Henry, adjunct professor at the Haas School of Business at the University of California and Executive Director of the Center for Open Innovation was recently described by The Economist as “the godfather of open innovation”.  So as leader of the open innovation programmes at NESTA his visit was A Big Deal for me. 

I wasn't disappointed - from the dinner to the end of the corporate workshop some 24 hours later Henry was tireless and engaging for very different audiences from the policy and business worlds.  Click here for a short taste of him in action.

Henry Chesbrough opened the corporate lab with a presentation on the theory of open innovation, and lead the discussion on the implications for practice.  You could tell this subject is hot by looking at the quality and seniority of the audience from organisations as diverse as ARUP, AstraZeneca, BBC, BT, GSK, IDEO, RBS, Oracle Kodak, Capgemini, McLaren F1, Microsoft, Oracle, Unilever, P&G and Cancer Research UK.  Henry explained why open innovation was on the rise citing factors such as the explosion in venture capital, private funding of universities and increasing workforce mobility amongst others.  He then outlined four themes of the 'logic of open innovation': 

  • Good ideas are widely distributed and no-one has a monopoly;
  • Not all the smart people work for us; 
  • Companies must employ poker players as well as chess players;
  • You must manage IP in order to manage research.   

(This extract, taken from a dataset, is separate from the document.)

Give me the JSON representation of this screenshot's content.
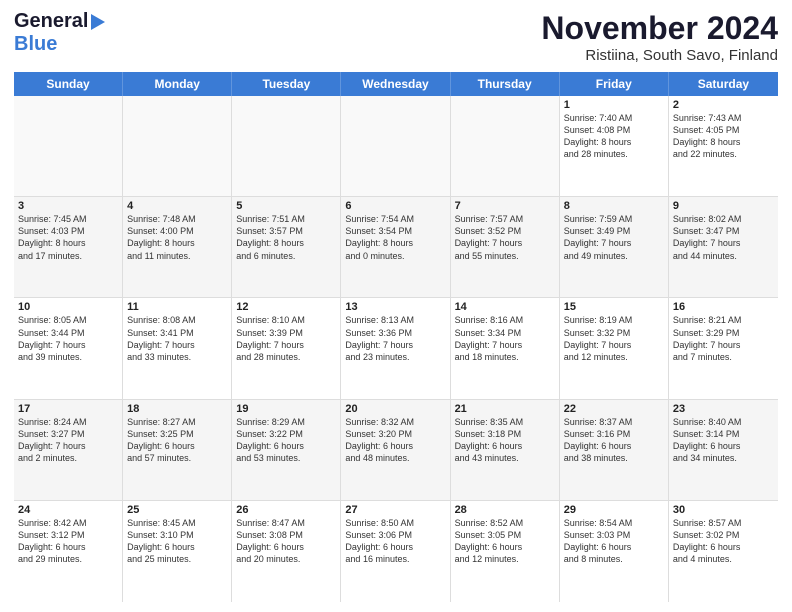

From the discussion afterwards it became clear that many of the attendees were already experimenting with open innovation in various ways.  Notes were compared and lessons swapped.  As examples of NESTA's work in this area we also had short presentations from Mike Addison at P&G, Mike Phillips at McLaren and David Rajan of Oracle.  I hope Henry comes back to NESTA soon and if he does I would like to move the agenda on to the future of corporate open innovation, invite more interested novices and examine how to extend COI to harder sectors like financial services, the creative industries and smaller companies.  Let me know if that appeals!